Il est important de resituer la place que nous entendons donner à cette expérimentation, car c’est bien de cela qu’il s’agit, de salles de consommation supervisée.
Certains de nos concitoyens se droguent, et nous avons mis en place des politiques de réduction des risques – nous en avons évoqué certaines auparavant –, qui se diversifient. Budgétairement, nous accompagnons ces politiques de prévention avec des engagements financiers tout à fait significatifs : 600 millions d’euros environ entre la sécurité sociale et l’État pour la prévention et l’accompagnement.
Cependant, nous constatons chez nous, comme d’autres pays l’ont fait avant nous, que des usagers de drogues sont totalement marginalisés et échappent, si j’ose dire, à toutes les politiques qui ont été mises en place, dont certaines ont cours actuellement. Ce sont souvent, mais pas toujours, des personnes qui vivent dans la rue, qui se trouvent dans une situation d’extrême précarité sociale et sanitaire et qui se livrent à des injections de drogue, de jour comme de nuit, dans des lieux publics, souvent les parcs et les escaliers de gares, au vu et au su de tous.
Nous sommes donc face à un double enjeu, à la fois de sécurité sanitaire pour ces personnes et d’ordre public pour l’ensemble de la communauté, principalement urbaine, puisque c’est dans les villes que ces concentrations ont lieu.
Des politiques en ce sens ont cours ailleurs en Europe et dans le monde depuis plusieurs décennies : quelque 39 villes européennes ont d’ores et déjà mis en place des salles de consommation à moindre risque. Les résultats sont au rendez-vous.

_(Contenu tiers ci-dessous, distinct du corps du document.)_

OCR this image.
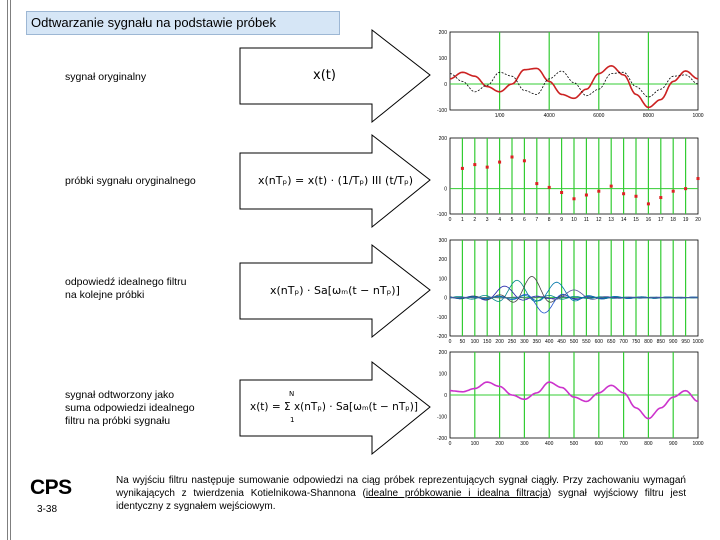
Odtwarzanie sygnału na podstawie próbek
sygnał oryginalny
próbki sygnału oryginalnego
odpowiedź idealnego filtru
na kolejne próbki
sygnał odtworzony jako
suma odpowiedzi idealnego
filtru na próbki sygnału
x(t)
x(nTₚ) = x(t) · (1/Tₚ) III (t/Tₚ)
x(nTₚ) · Sa[ωₘ(t − nTₚ)]
x(t) = Σ x(nTₚ) · Sa[ωₘ(t − nTₚ)]
N
1
200
100
0
-100
1/00	4000	6000	8000	1000
200
0
-100
0 1 2 3 4 5 6 7 8 9 10 11 12 13 14 15 16 17 18 19 20
300
200
100
0
-100
-200
0 50 100 150 200 250 300 350 400 450 500 550 600 650 700 750 800 850 900 950 1000
200
100
0
-100
-200
0	100	200	300	400	500	600	700	800	900	1000
CPS
3-38
Na wyjściu filtru następuje sumowanie odpowiedzi na ciąg próbek reprezentujących sygnał ciągły. Przy zachowaniu wymagań wynikających z twierdzenia Kotielnikowa-Shannona (idealne próbkowanie i idealna filtracja) sygnał wyjściowy filtru jest identyczny z sygnałem wejściowym.
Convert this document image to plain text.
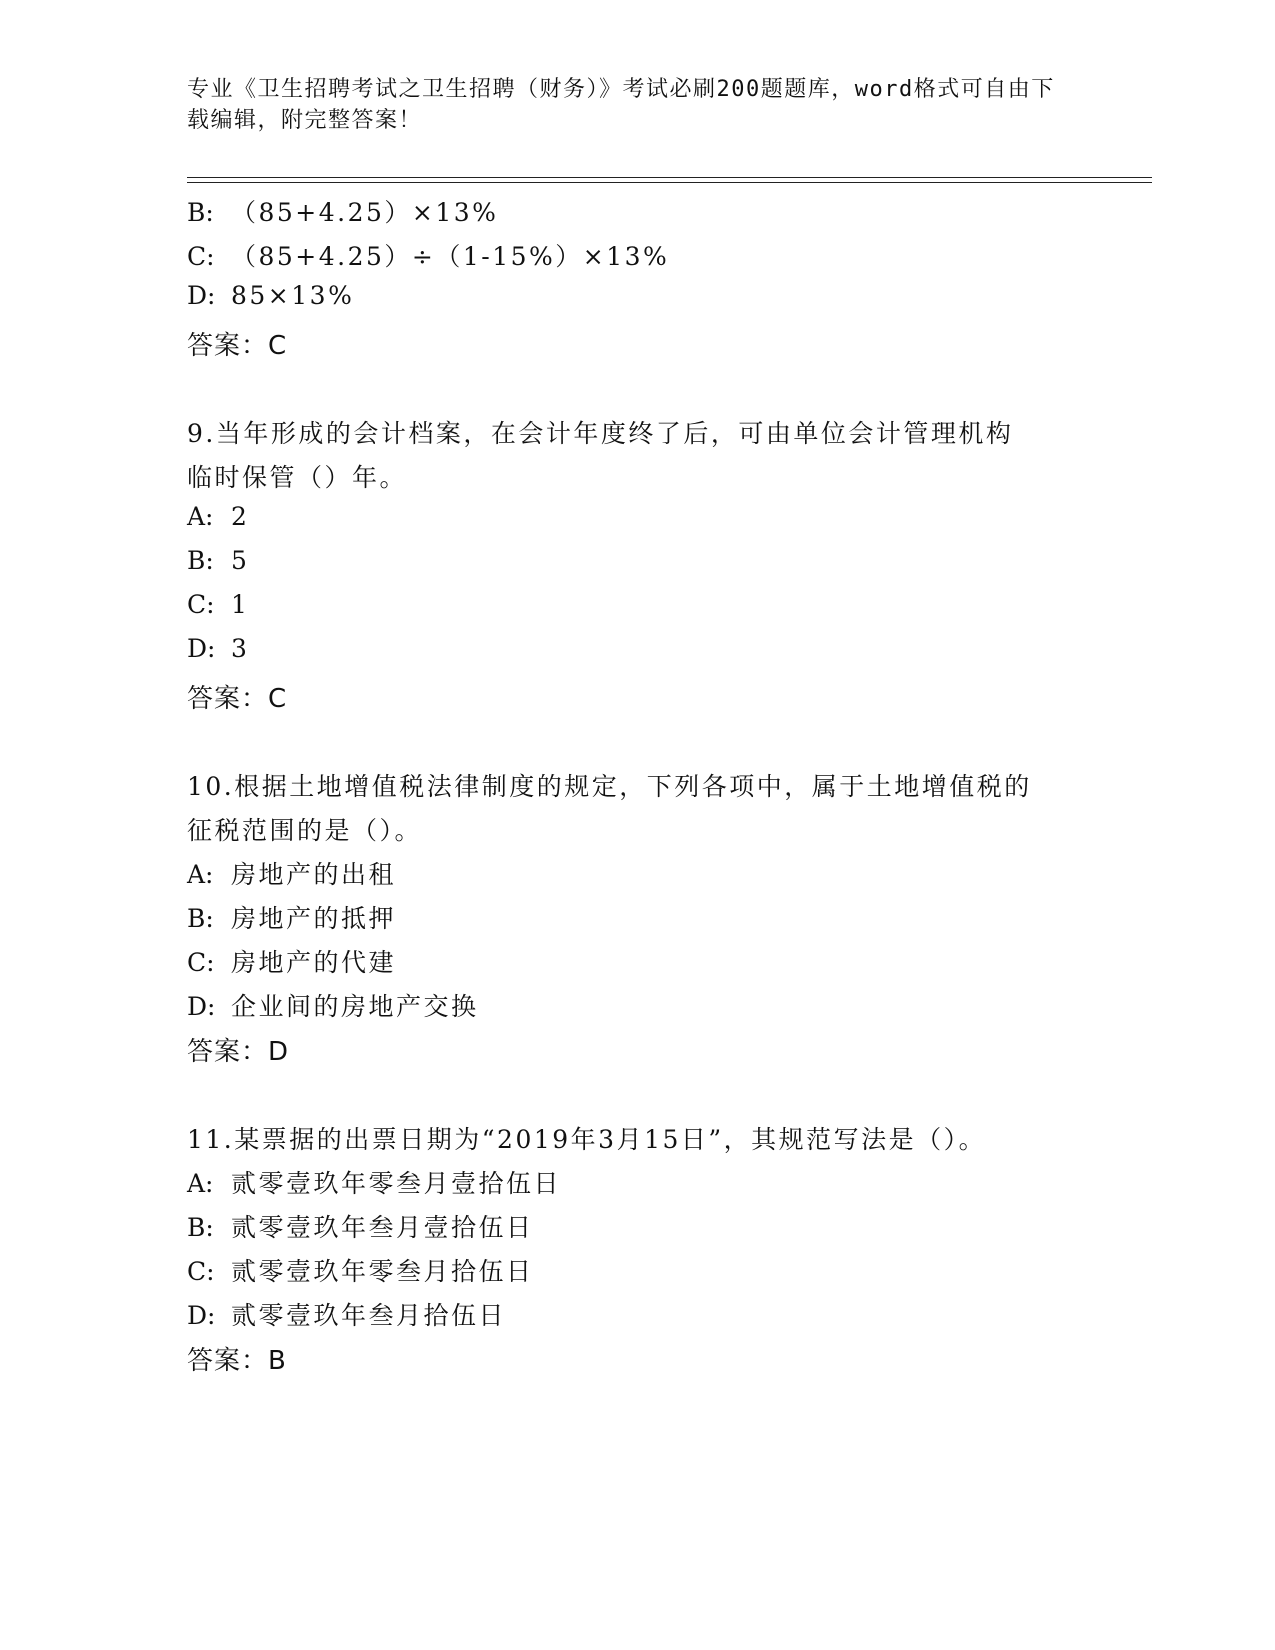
专业《卫生招聘考试之卫生招聘（财务）》考试必刷200题题库，word格式可自由下载编辑，附完整答案！
B: （85+4.25）×13%
C: （85+4.25）÷（1-15%）×13%
D: 85×13%
答案：C
9.当年形成的会计档案，在会计年度终了后，可由单位会计管理机构
临时保管（）年。
A: 2
B: 5
C: 1
D: 3
答案：C
10.根据土地增值税法律制度的规定，下列各项中，属于土地增值税的
征税范围的是（）。
A: 房地产的出租
B: 房地产的抵押
C: 房地产的代建
D: 企业间的房地产交换
答案：D
11.某票据的出票日期为“2019年3月15日”，其规范写法是（）。
A: 贰零壹玖年零叁月壹拾伍日
B: 贰零壹玖年叁月壹拾伍日
C: 贰零壹玖年零叁月拾伍日
D: 贰零壹玖年叁月拾伍日
答案：B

Pour notre part, nous proposons d’expérimenter dans des communes qui sont candidates pour cela. Il ne s’agit pas d’imposer à qui que ce soit l’installation de ces salles. D’ailleurs, deux communes se sont publiquement portées candidates, Paris et Marseille. Je ne dis rien des autres, car des réflexions se sont engagées ailleurs, indépendamment de la couleur politique des villes concernées.
En Espagne, par exemple – cette situation est néanmoins observée dans tous les pays voisins –, le premier résultat d’une telle expérimentation a consisté en une diminution significative des décès par overdose, ce qui représente un enjeu sanitaire très important : le taux de décès par overdose est passé de 1 830 en 1991 à quelque 770 en 2008. Les résultats sont à peu près équivalents pour la Norvège ou les Pays-Bas.
Par ailleurs, nous constatons dans l’ensemble de ces pays que la mise en place de salles de consommation s’est accompagnée d’une réduction très forte – à peu près de moitié, parfois un peu plus –, du taux annuel de nouvelles infections par le VIH, grâce à un encadrement et un accompagnement sanitaire. Dans certains pays, comme les Pays-Bas, a même été enregistrée une suppression totale des cas de contamination par le VIH chez les usagers de drogue.
Nous observons aussi dans ces pays une réduction très forte de la quantité de déchets liés aux injections laissés dans les lieux publics, puisque, en France, l’on retrouve régulièrement des seringues usagées, notamment dans des bacs à sable ou sur les escaliers des gares.
Cette expérimentation n’est pas destinée à un public large d’usagers de drogue, puisque ceux-là sont pris en charge, avec des résultats plus ou moins positifs selon les individus, par des structures, les CAARUD, des lieux d’accompagnement social et sanitaire.
Nous ciblons une population qui, aujourd’hui, échappe à toutes les politiques mises en place auparavant et se retrouve livrée à elle-même, abandonnée, sans accompagnement social, sanitaire et psychologique. Comme l’a dit M. le corapporteur, si nous avons la possibilité de sauver une personne par centre, cette mesure est positive. Or nous espérons que ce sera bien plus que cela !
Ne nous faisons pas d’illusion : toutes les personnes accompagnées n’échapperont pas à la drogue, mais nous avons les moyens de réduire très significativement les décès directement liés à sa consommation. Des centaines d’overdoses pourront être évitées, des centaines de prises en charge sanitaires supplémentaires accélérées, et tout cela pour un coût limité.
Les politiques de prévention des risques représentent en effet un coût de 600 millions d’euros, tandis que celui d’une salle de consommation à moindre risque est évalué à environ 800 000 euros par an. Nous avons prévu pour cette mesure un budget de 3, 5 millions d’euros dans les premières années, car seules quelques expérimentations seront lancées sur le territoire avant l’évaluation.
Mesdames, messieurs les sénateurs, j’en appelle donc vivement à un vote de responsabilité sanitaire, mais aussi de bienveillance et d’attention envers des personnes souvent totalement perdues et abandonnées. Il est de notre responsabilité collective de les aider en leur proposant des solutions thérapeutiques.